Hunger and obesity are opposite sides of the same coin, according to Blackwell. People who are trying to stretch their dollars end up buying food that’s not healthy, often because the only choices that are available — in their neighborhood or along their bus route — are not healthy. So, often people are not actually hungry because of a lack of food, but because they lack access to nutritious food. Cooking a fresh family meal can be daunting to anyone, but just imagine if the local market was a convenience store, you held down several jobs, had no child care, and you didn’t own a car… The root cause and larger issue here, of course, is poverty — and the vicious cycle it creates — and the solutions need to be sustainable and pragmatic. Or that’s what I think, at least.

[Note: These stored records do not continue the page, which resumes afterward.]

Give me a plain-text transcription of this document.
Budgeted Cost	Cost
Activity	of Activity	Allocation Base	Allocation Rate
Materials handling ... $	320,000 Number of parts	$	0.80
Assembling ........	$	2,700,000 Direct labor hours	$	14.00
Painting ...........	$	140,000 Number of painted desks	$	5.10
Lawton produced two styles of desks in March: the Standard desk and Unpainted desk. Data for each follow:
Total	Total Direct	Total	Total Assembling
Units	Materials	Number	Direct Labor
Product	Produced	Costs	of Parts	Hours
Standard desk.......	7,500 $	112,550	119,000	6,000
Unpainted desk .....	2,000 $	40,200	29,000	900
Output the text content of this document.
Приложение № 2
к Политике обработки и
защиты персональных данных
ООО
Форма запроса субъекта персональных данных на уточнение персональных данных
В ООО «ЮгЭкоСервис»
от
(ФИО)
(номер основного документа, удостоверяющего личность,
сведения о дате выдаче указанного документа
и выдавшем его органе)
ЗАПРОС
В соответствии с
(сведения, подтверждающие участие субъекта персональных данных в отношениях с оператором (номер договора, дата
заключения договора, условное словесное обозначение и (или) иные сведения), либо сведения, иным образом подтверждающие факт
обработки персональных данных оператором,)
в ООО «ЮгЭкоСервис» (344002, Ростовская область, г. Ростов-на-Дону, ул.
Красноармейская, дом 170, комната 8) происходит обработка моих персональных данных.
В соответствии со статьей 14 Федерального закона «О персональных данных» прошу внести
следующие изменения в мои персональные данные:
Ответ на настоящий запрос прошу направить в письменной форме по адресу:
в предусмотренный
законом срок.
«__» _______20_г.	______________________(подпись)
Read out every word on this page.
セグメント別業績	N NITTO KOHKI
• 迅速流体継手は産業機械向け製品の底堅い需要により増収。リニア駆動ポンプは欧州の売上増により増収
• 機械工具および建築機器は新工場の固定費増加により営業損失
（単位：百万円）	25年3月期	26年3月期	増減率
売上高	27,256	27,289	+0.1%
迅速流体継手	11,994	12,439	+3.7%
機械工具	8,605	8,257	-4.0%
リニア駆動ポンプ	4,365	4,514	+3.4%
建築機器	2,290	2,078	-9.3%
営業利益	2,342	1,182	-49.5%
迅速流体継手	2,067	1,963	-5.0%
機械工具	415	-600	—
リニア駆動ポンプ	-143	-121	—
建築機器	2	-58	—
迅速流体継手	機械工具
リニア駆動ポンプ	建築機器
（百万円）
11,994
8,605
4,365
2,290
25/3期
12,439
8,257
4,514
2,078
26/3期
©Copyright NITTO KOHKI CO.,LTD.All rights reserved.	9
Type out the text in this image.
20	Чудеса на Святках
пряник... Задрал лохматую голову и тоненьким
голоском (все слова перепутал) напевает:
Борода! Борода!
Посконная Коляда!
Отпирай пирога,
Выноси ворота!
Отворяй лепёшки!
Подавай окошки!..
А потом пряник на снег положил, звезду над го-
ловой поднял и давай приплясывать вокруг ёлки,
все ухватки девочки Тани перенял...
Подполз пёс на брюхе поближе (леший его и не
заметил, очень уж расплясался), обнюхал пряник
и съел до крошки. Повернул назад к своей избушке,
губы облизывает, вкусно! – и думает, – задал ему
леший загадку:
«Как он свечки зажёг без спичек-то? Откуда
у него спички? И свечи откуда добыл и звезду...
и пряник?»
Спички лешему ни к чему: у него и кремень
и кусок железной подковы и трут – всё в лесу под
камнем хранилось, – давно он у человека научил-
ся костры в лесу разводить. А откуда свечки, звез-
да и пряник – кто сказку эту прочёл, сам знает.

I’m not writing this to make anyone feel guilty about the heritage-breed organic turkey they just bought for Thanksgiving. In fact, the $5.99 per pound spent on one of those is beneficial to small local farms. As much as I think my grocery-shopping choices can and will change the world, they might not do it quickly enough for the people who are hungry right now. So I wanted to share some information on two amazing organizations that are battling hunger and malnutrition every day be going far beyond giving away boxes of processed food. I encourage anyone to learn more about them and maybe even get involved.

Cooking Matters is a program of Share Our Strength that helps families help themselves by teaching them how to prepare healthy, low-cost meals. These educational programs show people how to maximize their nutrition on a limited budget, and they also help bring families together and learn the satisfaction that can come from preparing and sharing a nutritious meal. Volunteers at Cooking Matters can help with classes, shop for groceries, and provide child care.

FoodWorks is a Denver-based food mission that distributes fresh produce and perishables daily to hunger-relief agencies, serving 75,000 people per week. It also operates a cannery to provide high-quality products with longer shelf life. FoodWorks believes in providing “food with dignity,” which means all food is sorted and checked for quality and freshness, and many of its workers are members of its Hands On vocational-training program. There are many ways to get involved with FoodWorks, one of the best may be to participate in one of its fall gleaning days, where adults and kids can harvest fresh vegetables at local farms for distribution to the hungry. This can be an amazing experience for kids, especially if they’re a little fuzzy on where their food comes from.

Becoming involved with these organizations has been a blessing for me in many ways. But nothing compared to the blessings they provide to so many who really need them. Real food shouldn’t be just for people who shop at Whole Foods.